According to the principles of the oil shale development plan, efficient and sustainable use of oil shale as an important mineral resource for Estonia and reduction of the sector’s environmental impact are the priority areas for action. The development plan further aims at ensuring sustainable development of the oil shale industry and supply of oil shale in line with economic, security and social goals.  
 
The strategic environmental assessment report, created by AS Mavese, includes a recommendation to retain the annual permitted oil shale mining quota at 20 million tons. This rate of mining would not increase the estimated environmental impact of the oil shale sector compared to the current situation.
 
Ado Lõhmus, Deputy Secretary General of the Ministry of the Environment, explained that analysing the maximum possible mining volume was an important consideration in the creation of the development plan and strategic environmental assessment. “Going over the annual mining limit of 20 million tons would increase problems with ambient air and water quality and tipping of waste. Environmental policy should be based on a precautionary approach,” Ado Lõhmus added.
 
Based on issued permits and current annual quotas, the presently exploitable oil shale reserves would last for 17 years and one or two new mining sites would have to be established during the oil shale development plan period 2016-2030. According to the list of deposits in the Environmental Register, total oil shale resources amount to nearly 4.75 billion tons, including 1.34 billion tons of active reserves.
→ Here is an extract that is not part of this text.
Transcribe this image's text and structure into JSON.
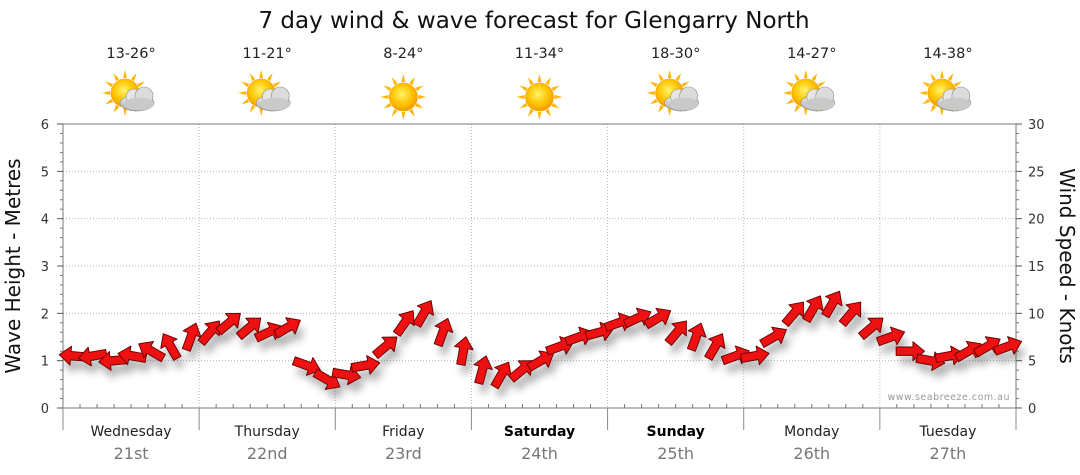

Excluding current nature conservation areas, as well as residential sites and other areas with surface-related restrictions, the active reserves would last for about 48 years, assuming an annual mining quota of 20 million tons.
 
Increasing efficiency of oil shale exploitation requires major boosting of added value from oil shale, i.e., processing of oil shale, while also restricting the associated emissions to air and water and increasing industrial waste recycling rates. Ado Lõhmus said that the value of oil shale can be increased, for instance, by stepping up its use in oil production but research and development efforts continue to diversify the range of applications. “For example, oil shale can be used to manufacture gas and high-value chemicals. Diversified production would also help to manage risks associated with various external factors (oil, CO2 prices) and ensure greater benefit for society from this non-renewable resource,” Lõhmus added.
 
Ensuring consistent development of the oil shale industry is an essential target. This entails both research in the technology of mining and use of oil shale as well as studying the environmental impact of the oil shale sector.
 
The oil shale development plan establishes the principles and directions of the oil shale industry for the next 15 years. Creation of the oil shale development plan was a public process, involving representatives of relevant public authorities, incl. ministries, companies, local governments, organisations and non-profit associations, and other stakeholders interested in the process. Experts have been recruited to obtain improved information and analysis of the oil shale sector.